Article 38(2) of the former Housing Construction Promotion Act (amended by Act No. 3902 of Dec. 31, 1986); Article 6(2) of the Decree on Management of Multi-Family Housing

Escopics

Defendant

upper and high-ranking persons

Prosecutor

Judgment of the lower court

Incheon District Court Decision 87No207 delivered on November 26, 1987

Text

The appeal is dismissed.

Reasons

We examine the prosecutor's grounds of appeal.

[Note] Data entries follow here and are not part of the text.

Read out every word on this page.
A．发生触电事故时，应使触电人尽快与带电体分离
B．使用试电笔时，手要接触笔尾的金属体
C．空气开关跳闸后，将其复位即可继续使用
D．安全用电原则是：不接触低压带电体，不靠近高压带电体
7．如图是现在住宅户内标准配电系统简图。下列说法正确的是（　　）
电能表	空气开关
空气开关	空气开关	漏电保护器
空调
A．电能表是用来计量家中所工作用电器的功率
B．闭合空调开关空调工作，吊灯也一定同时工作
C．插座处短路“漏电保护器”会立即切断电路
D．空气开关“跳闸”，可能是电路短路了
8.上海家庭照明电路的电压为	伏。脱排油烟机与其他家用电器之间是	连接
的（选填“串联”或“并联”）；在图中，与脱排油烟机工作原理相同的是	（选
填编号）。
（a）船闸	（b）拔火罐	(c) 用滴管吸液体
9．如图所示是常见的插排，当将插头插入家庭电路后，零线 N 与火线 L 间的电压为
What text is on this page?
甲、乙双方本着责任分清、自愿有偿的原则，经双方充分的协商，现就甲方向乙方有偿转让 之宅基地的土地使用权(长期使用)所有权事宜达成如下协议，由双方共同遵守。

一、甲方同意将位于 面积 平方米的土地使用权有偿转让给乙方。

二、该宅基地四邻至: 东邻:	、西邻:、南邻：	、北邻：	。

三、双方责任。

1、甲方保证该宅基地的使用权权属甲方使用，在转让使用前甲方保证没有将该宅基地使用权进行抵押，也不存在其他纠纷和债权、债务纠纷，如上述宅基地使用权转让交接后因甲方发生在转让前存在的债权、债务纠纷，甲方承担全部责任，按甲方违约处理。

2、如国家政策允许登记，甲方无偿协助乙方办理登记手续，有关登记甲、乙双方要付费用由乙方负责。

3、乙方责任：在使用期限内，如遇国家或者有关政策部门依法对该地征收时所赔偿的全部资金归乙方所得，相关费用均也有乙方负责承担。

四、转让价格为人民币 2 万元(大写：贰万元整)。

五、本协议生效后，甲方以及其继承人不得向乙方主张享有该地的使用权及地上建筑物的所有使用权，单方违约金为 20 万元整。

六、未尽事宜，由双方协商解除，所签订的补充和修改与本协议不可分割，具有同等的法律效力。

According to Articles 38(2) and 38(2) of the Housing Construction Promotion Act (amended by Act No. 3902 of Dec. 31, 1986), and Article 6(2) and attached Table 2 of the Decree on the Management of Multi-Family Housing provide that the permission of the Minister of Construction and Transportation shall be obtained in advance for the occupants and users of multi-family housing to extend or rebuild (including substantial repair). The substantial repair of the floor of multi-family housing subject to such permission refers only to a reinforced concrete building which partitioned the floor of multi-family housing (multi-family housing). The repair of a building or a ridge that does not have any structural or external influence (amended by Act No. 3899 of Dec. 31, 1986), and Article 2 subparag. 13 and 7 of the Building Act (amended by Act No. 3899 of Dec. 31, 1986), Article 17 of the same Act, Article 2 subparag. 9 of the Enforcement Decree of the Building Act (amended by Presidential Decree No. 2022 of Dec. 9, 19). 6).

Therefore, the court below was just in finding the defendant's removal of only part of the apartment house and the floor of the heating system of this case and finding the fact that the defendant did not know about it, and found the defendant not guilty on the ground that it does not constitute substantial repair of multi-family housing. There is no error in the misapprehension of the legal principles of the Housing Construction Promotion Act and the Decree on the Management of Multi-family Housing, such as theory of lawsuit. There is no argument.

Therefore, the prosecutor's appeal is dismissed. It is so decided as per Disposition by the assent of all participating Justices on the bench.